Relative density

Relative Density

Density is the ratio between the mass and the volume of a body. Relative density is the ratio between the density of an object and the density of some other reference object at some given temperature.

\(Density(\rho )\,\,=\,\,\frac{Mass(m)}{Volume(V)}\).
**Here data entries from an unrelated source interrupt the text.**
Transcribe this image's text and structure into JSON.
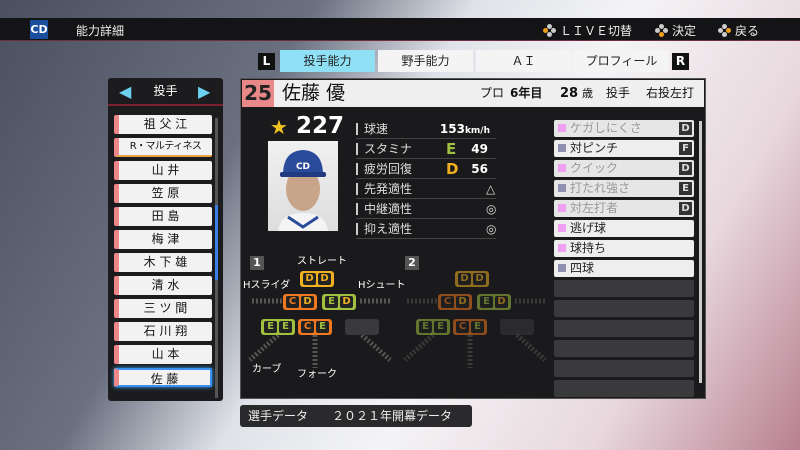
{
  "topbar": {
    "logo": "CD",
    "title": "能力詳細",
    "hints": [
      {
        "icon": "buttons-icon",
        "label": "ＬＩＶＥ切替"
      },
      {
        "icon": "buttons-icon",
        "label": "決定"
      },
      {
        "icon": "buttons-icon",
        "label": "戻る"
      }
    ]
  },
  "tabs": {
    "left": "L",
    "right": "R",
    "items": [
      {
        "label": "投手能力",
        "active": true
      },
      {
        "label": "野手能力"
      },
      {
        "label": "ＡＩ"
      },
      {
        "label": "プロフィール"
      }
    ]
  },
  "list": {
    "category": "投手",
    "players": [
      "祖 父 江",
      "R・マルティネス",
      "山 井",
      "笠 原",
      "田 島",
      "梅 津",
      "木 下 雄",
      "清 水",
      "三 ツ 間",
      "石 川 翔",
      "山 本",
      "佐 藤"
    ],
    "selected": "佐 藤"
  },
  "player": {
    "number": "25",
    "name": "佐藤 優",
    "pro_label": "プロ",
    "years": "6年目",
    "age": "28",
    "age_unit": "歳",
    "position": "投手",
    "handed": "右投左打",
    "overall": "227"
  },
  "stats": [
    {
      "label": "球速",
      "value": "153",
      "unit": "km/h"
    },
    {
      "label": "スタミナ",
      "grade": "E",
      "value": "49"
    },
    {
      "label": "疲労回復",
      "grade": "D",
      "value": "56"
    },
    {
      "label": "先発適性",
      "value": "△"
    },
    {
      "label": "中継適性",
      "value": "◎"
    },
    {
      "label": "抑え適性",
      "value": "◎"
    }
  ],
  "grade_colors": {
    "E": "#a0c040",
    "D": "#f0b020",
    "C": "#f07820"
  },
  "abilities": [
    {
      "name": "ケガしにくさ",
      "rank": "D",
      "color": "#f0a0f0",
      "dim": true
    },
    {
      "name": "対ピンチ",
      "rank": "F",
      "color": "#9090b0"
    },
    {
      "name": "クイック",
      "rank": "D",
      "color": "#f0a0f0",
      "dim": true
    },
    {
      "name": "打たれ強さ",
      "rank": "E",
      "color": "#9090b0",
      "dim": true
    },
    {
      "name": "対左打者",
      "rank": "D",
      "color": "#f0a0f0",
      "dim": true
    },
    {
      "name": "逃げ球",
      "color": "#f0a0f0"
    },
    {
      "name": "球持ち",
      "color": "#f0a0f0"
    },
    {
      "name": "四球",
      "color": "#9090b0"
    }
  ],
  "pitches": {
    "panels": [
      "1",
      "2"
    ],
    "items": [
      {
        "name": "ストレート",
        "grades": [
          "D",
          "D"
        ]
      },
      {
        "name": "Hスライダ",
        "grades": [
          "C",
          "D"
        ]
      },
      {
        "name": "Hシュート",
        "grades": [
          "E",
          "D"
        ]
      },
      {
        "name": "カーブ",
        "grades": [
          "E",
          "E"
        ]
      },
      {
        "name": "フォーク",
        "grades": [
          "C",
          "E"
        ]
      }
    ]
  },
  "footer": {
    "label": "選手データ",
    "value": "２０２１年開幕データ"
  }
}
What is a Relative Density?

Relative density also known as specific gravity, it is the ratio of density of any substance (Solid, Liquid and Gas) at given temperature and pressure to the density of water at 1 atm and 4°C is called as density of that substance at that temperature and pressure.

Relative density of a Substance = \(\frac{Density\,\,of\,\,the\,\,subs\tan ce}{Density\,\,of\,\,water}\).

Let’s take the density of honey is 1.42 g/ cm³ and Density of water is 1 g/ cm³. So,

Specific gravity = \(\frac{Density\,\,of\,\,the\,\,subs\tan ce}{Density\,\,of\,\,water}\).

Therefore, specific gravity does not have a unit and hence specific gravity is a dimensionless physical quantity. The specific gravity of a substance will let us know if it will float or sink, it given us the idea about relative mass or relative density. If the specific gravity of a substance is below 1 then it will float and if it is greater than 1 it will sink.

For Example: Relative density of Iron = \(\frac{Density\,\,of\,\,Iron}{Density\,\,of\,\,Water}\,\,=\,\,\frac{8500kg/{{m}^{3}}}{1000kg/{{m}^{3}}}\,\,=\,\,8.5\).

Thus, the Relative density of Iron is 8.5.